Ultrapassada esta celeuma, encaminha-se à análise dos requisitos de validade dos pressupostos processuais. Estes, a seu turno, devem estar presentes em cada ato processual singularmente, para que se reportem válidos dentro do processo. A ausência de um dos requisitos invalida o ato, e pode ser sanada, mas não compromete o processo como um todo, a não ser que perdurem ao longo de todo ele, ou sua existência.

Dividem-se em requisitos de validade objetivos (respeito ao formalismo processual, inexistência de perempção, litispendência, respeito à coisa julgada anterior e outros) e subjetivos (competência e imparcialidade do juízo e capacidades processual e postulatória das partes) (DIDIER JÚNIOR, 2013, p. 268).

Novamente, a fim de desestimular a aplicação de instrumentos processuais no interesse de animais não humanos, são questionados os requisitos de caráter subjetivo, relativo às partes. É mister, portanto, apresentar as diferenciações das capacidades apresentadas.

A capacidade processual, requisito de validade no processo, diferentemente da capacidade de ser parte, é a aptidão para promover atos processuais em juízo de maneira eficaz (DIDIER JÚNIOR, 2013, p. 271). Explana Ana Conceição Barbuda Ferreira (2011, p. 336) ser a capacidade processual responsável pela atribuição a um indivíduo, ou ente, de estar em juízo por si próprio, defendendo seus próprios interesses.

Por fim, a capacidade postulatória é tão somente a capacidade técnica de postular em juízo, pertencente aos advogados regularmente inscritos na Ordem dos Advogados do Brasil, ao Ministério Público, aos advogados públicos e, em alguns casos excepcionais definidos em lei, a pessoas não advogadas, como nos casos dos Juizados Especiais (até vinte salários mínimos), causas trabalhistas e no habeas corpus (DIDIER JÚNIOR, 2013, p. 274).

Da mesma maneira em que ocorre com outras pessoas e entes, aos animais não humanos não são reconhecidas a capacidade processual e a capacidade postulatória, no

67 entanto esta condição não pode levar à impossibilidade de se defender seus interesses em juízo. No direito processual brasileiro são admitidas duas formas: a legitimação extraordinária (substituição processual) e a representação processual.

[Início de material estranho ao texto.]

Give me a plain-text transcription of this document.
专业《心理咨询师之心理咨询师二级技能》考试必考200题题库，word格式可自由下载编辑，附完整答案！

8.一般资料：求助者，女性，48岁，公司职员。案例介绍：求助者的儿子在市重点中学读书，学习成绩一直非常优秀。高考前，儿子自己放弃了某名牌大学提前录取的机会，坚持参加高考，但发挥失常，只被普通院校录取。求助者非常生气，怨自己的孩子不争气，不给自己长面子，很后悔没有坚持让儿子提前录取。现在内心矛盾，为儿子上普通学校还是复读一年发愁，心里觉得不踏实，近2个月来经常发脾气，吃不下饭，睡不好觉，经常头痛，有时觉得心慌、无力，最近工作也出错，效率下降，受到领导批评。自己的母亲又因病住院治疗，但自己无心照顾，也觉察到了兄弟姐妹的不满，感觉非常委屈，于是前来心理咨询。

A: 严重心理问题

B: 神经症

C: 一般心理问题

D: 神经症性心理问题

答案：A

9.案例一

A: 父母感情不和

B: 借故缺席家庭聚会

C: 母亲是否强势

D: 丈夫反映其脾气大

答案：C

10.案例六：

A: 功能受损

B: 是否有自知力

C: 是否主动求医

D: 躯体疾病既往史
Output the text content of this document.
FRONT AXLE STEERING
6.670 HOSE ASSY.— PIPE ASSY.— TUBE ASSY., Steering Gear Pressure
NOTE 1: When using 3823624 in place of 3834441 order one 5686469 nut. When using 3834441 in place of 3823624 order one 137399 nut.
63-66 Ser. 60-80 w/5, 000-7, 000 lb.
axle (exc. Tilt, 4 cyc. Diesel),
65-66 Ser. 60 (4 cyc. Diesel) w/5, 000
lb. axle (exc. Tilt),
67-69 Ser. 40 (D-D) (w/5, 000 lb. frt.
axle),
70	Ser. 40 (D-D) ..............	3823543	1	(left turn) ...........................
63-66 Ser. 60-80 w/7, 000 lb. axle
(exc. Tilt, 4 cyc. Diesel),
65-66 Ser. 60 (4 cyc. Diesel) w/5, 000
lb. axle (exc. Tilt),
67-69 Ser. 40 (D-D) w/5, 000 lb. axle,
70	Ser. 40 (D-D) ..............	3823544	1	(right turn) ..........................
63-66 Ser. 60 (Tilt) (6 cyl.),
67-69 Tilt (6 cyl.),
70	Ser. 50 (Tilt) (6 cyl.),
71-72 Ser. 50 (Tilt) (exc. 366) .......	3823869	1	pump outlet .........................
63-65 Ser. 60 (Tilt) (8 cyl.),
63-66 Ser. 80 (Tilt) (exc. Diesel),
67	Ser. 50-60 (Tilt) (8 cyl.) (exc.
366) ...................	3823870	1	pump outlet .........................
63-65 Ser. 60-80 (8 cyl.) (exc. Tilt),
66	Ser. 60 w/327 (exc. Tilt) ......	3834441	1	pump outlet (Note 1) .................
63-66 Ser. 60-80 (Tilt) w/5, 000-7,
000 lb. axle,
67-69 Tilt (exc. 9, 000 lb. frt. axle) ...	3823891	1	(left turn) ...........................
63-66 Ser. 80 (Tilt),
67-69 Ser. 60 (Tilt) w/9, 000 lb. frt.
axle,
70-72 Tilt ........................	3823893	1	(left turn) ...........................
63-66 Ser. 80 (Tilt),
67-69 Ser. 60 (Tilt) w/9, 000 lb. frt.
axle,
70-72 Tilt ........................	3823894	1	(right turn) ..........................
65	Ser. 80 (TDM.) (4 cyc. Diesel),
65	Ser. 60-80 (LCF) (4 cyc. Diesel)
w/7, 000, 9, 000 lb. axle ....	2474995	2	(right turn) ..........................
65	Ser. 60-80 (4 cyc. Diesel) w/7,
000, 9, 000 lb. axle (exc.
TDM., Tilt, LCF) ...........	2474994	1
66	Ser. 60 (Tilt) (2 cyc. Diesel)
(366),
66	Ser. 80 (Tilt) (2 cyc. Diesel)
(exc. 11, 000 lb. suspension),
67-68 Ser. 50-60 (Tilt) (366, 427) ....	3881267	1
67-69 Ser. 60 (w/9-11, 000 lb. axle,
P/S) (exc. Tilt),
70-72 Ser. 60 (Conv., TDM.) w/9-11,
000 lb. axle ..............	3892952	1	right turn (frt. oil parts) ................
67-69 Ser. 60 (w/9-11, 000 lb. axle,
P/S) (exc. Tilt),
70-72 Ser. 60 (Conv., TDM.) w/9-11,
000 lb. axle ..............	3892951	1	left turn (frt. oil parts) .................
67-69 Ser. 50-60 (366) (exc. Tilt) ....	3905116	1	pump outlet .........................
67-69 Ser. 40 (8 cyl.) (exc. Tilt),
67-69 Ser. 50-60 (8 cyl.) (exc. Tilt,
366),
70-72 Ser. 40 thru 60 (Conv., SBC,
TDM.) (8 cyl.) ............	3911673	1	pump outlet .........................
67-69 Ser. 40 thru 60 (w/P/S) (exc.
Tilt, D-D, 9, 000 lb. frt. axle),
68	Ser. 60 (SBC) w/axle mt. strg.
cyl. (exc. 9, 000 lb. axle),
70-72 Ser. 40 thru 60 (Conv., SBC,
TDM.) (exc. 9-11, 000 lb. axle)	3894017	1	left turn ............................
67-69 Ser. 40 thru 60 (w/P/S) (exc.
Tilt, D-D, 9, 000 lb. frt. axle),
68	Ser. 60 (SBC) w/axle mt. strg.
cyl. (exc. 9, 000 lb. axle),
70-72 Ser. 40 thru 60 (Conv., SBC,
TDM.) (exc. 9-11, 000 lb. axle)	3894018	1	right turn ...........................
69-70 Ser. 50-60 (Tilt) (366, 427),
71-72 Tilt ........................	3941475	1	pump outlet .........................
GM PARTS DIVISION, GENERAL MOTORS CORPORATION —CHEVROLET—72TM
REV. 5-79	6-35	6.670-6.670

Faz-se necessário, portanto, apresentar uma distinção entre ambos. A substituição processual, exceção ao artigo 18 do CPC/201555, caracteriza-se por transferir a capacidade processual do substituído para o substituto, de maneira que este age em nome próprio para interesse alheio. Não há correspondência total entre a situação legitimante e a situação jurídica a ser apreciada pelo juízo, muito embora seja possível que o objeto litigioso também seja de interesse do substituto, mas não obrigatoriamente (DIDIER JÚNIOR, 2013, p. 240).

O representante processual, por sua vez, não é parte, ingressa em juízo em nome alheio, defendendo o interesse alheio, a fim de suprir a incapacidade processual da parte, titular do direito material (SILVA, 2009a, pp. 328-329) 56.

A legitimidade conferida legalmente ao Ministério Público, associações, aos guardiões dos animais entre outros (pode haver outros legitimados, dependendo da ação judicial a ser utilizada) para agir em juízo em matéria de interesses ambientais, de direitos difusos ou de animais não humanos é a extraordinária, é substituição processual, pleiteando em nome próprio o interesse da coletividade, de um grupo de pessoas, do meio ambiente ou dos animais.